1つ目は『J-Debit』です。金融機関のキャッシュカード裏面に「J-Debit」の表記あるものはそのまま使用でき、全国56万カ所以上の店舗で使えます。しかし、他のサービスと比べて、使えるお店が少ないことやインターネットショッピングで利用できないことから利用者は増えていないようです。
■ブランドデビット(デビットカード)
2つ目は『ブランドデビット』です。『ブランドデビット』とはクレジットカードの国際ブランドである、VisaやJCBなどが発行するデビットカードです。こちらはVisaやJCBが利用できるお店の多くで利用できますが、ガソリンスタンドや継続課金となるサービスの一部で利用できません。また『即時払い』は銀行法で定められる為替業務の位置づけとなり、銀行でしか発行ができないため、発行者が限定されます。
『前払い』のサービス
■電子マネー
キャッシュレス決済の種類3つ目『前払い』について説明します。
『前払い』にも2つサービスがあり、まずは『電子マネー』を紹介します。電子マネーとは、現金を持たずにお買物ができる「電子化されたお金」です。専用のカードやスマホアプリに金額分をチャージすることで使えます。電子マネーの代表的なブランドとしては、交通系の電子マネーの「Suica」「PASMO(パスモ)」や流通系の「nanaco」「WAON」が有名です。
■QRコード決済 (※)
もう1つは、今話題の『QRコード決済』です。スマホにQRコードやバーコードを表示して、店側がバーコードリーダーやカメラなどで読み取って支払う、あるいは店頭レジに掲げられている専用QRコードをスマホのカメラで読み取って支払いをするというもので、代表的なサービスは「PayPay」「楽天ペイ」「au PAY」「d払い」があります。2021年の取扱高では、『QRコード決済』が『電子マネー』を抜いており、『QRコード決済』の伸びが著しいです【参考資料2】。

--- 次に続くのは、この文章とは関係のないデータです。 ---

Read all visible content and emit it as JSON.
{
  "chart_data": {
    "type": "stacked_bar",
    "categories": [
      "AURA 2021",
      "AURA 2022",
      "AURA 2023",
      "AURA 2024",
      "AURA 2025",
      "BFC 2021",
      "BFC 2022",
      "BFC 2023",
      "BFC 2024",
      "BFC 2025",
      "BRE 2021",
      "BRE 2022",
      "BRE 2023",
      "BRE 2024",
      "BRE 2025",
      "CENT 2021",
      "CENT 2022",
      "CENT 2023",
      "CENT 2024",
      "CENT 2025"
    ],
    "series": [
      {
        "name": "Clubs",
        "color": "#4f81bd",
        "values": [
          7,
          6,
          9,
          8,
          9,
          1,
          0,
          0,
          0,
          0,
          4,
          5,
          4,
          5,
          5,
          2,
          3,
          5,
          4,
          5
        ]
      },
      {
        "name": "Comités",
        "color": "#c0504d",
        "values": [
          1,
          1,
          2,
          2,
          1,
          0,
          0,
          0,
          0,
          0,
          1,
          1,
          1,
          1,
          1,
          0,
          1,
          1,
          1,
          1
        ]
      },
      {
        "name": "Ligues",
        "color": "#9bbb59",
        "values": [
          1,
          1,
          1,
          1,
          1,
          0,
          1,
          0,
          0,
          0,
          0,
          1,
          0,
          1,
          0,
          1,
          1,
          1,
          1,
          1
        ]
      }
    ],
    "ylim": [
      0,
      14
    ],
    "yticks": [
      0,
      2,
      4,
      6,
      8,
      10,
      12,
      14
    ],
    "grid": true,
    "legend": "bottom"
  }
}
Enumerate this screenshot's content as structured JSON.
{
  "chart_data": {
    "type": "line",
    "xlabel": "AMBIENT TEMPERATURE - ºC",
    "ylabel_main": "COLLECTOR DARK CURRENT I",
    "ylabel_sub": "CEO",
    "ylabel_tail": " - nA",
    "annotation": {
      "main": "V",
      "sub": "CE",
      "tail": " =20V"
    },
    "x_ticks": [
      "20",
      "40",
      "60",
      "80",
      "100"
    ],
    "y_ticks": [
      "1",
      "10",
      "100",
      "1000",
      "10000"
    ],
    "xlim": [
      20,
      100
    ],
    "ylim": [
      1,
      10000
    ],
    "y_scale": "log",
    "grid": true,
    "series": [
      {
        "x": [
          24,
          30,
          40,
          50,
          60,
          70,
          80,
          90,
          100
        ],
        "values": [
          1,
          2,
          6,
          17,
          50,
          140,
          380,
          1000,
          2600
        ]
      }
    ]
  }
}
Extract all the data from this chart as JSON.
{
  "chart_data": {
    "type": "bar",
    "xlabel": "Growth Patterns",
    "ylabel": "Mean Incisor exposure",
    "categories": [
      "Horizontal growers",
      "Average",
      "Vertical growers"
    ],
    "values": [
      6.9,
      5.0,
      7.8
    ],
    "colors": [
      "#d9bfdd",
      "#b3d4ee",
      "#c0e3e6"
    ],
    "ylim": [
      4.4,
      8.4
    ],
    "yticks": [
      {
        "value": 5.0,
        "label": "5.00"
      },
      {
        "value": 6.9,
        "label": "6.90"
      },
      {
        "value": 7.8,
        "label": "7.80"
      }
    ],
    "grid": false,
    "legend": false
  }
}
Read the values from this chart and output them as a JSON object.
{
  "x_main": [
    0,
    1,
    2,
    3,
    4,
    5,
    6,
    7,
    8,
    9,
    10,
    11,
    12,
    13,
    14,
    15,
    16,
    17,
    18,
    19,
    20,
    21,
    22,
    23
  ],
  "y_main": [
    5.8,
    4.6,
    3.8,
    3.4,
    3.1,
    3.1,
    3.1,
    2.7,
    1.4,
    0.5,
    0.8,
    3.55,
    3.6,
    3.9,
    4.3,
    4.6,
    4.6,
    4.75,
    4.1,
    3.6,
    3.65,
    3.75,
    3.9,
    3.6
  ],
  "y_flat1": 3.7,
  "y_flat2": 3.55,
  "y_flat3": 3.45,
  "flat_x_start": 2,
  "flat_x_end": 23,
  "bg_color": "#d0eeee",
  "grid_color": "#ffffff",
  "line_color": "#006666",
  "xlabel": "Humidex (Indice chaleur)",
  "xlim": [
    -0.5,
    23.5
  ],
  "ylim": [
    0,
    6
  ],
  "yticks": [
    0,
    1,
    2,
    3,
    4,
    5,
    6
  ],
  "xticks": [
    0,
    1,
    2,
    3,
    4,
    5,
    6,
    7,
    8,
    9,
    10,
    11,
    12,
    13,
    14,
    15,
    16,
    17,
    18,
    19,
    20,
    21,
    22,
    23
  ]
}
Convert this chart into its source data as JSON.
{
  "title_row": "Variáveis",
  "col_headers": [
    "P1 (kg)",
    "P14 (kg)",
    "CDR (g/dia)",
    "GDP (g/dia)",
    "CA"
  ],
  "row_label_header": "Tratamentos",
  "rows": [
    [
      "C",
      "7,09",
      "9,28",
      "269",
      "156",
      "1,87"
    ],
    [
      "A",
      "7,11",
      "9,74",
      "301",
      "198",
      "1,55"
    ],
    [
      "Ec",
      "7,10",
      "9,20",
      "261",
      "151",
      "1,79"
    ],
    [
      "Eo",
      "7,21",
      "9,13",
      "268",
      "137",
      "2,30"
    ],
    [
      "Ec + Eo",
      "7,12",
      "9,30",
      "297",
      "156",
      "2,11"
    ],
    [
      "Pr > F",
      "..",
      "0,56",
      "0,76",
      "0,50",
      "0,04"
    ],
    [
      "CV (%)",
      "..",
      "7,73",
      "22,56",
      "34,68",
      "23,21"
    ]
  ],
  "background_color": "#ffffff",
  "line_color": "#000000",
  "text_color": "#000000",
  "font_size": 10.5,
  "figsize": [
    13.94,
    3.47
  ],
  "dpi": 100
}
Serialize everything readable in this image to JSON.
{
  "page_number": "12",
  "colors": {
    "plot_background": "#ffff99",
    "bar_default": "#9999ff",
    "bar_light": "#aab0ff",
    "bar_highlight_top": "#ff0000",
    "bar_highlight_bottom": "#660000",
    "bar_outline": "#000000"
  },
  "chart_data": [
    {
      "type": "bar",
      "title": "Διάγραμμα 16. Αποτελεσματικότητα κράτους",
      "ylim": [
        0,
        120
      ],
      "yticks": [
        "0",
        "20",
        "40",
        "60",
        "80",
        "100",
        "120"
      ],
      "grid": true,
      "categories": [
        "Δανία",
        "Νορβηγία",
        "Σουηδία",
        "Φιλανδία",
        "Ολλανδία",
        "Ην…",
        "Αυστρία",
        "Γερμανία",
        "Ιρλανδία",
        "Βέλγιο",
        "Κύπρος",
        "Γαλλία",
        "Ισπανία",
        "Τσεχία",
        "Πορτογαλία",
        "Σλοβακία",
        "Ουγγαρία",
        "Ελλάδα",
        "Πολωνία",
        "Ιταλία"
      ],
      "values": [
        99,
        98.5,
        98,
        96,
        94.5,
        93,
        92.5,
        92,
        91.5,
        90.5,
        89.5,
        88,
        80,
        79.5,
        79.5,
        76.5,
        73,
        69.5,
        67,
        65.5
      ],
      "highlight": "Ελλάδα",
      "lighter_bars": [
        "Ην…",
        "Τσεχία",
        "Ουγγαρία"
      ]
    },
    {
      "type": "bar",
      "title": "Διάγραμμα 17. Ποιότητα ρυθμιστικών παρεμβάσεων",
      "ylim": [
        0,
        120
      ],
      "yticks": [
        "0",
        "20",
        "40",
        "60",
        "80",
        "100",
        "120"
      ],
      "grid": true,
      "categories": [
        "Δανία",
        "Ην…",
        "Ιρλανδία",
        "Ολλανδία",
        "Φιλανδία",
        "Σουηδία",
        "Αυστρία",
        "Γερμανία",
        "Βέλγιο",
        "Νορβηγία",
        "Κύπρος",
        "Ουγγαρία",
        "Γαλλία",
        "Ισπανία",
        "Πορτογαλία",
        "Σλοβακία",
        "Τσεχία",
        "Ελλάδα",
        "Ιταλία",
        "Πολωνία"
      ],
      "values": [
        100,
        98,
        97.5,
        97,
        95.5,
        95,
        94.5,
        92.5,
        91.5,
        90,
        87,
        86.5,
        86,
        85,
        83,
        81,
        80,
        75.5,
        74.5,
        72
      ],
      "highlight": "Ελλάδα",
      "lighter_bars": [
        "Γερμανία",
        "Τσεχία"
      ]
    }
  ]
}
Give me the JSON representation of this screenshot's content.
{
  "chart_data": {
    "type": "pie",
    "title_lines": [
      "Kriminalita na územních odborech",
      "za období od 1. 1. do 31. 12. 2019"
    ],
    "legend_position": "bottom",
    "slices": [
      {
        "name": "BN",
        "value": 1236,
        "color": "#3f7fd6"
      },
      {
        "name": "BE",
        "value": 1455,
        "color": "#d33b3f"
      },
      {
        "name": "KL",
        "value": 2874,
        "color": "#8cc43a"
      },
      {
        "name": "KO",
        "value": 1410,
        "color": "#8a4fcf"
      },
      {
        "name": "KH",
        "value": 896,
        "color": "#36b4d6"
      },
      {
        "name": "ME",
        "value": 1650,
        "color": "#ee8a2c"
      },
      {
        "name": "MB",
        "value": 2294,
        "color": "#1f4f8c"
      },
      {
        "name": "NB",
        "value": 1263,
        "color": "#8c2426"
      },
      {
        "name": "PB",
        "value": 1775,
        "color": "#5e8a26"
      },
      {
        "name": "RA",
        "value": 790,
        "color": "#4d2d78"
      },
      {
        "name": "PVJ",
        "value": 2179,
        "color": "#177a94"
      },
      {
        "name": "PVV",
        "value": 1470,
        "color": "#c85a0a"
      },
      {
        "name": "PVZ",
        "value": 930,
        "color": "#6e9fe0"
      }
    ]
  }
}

(※)ここでは後払いサービスを除いたサービスとして説明しております。
今後、注目したいキャッシュレス決済『代替通貨』!
最後に、まだまだ日常には入ってきていませんが、『代替通貨』が今後のキャッシュレスの世界を変えるかもしれないので紹介します。
『代替通貨』とは、円やドルといったお金と同じように使える「通貨の代わりになるもの」です。この『代替通貨』ではビットコインなどが代表的な暗号資産が有名です。すでに、海外ではビットコインなどの暗号資産で、一部買い物ができるようになっています。
また、ブロックチェーン技術を使った『トークンエコノミー』では、コミュニティ通貨の検討がされています。未来のキャッシュレスの姿を変えるのではないかと注目されています。今後、キャッシュレスはテクノロジーの進化とともに、形を変えながら世の中に浸透していくことは間違いありません。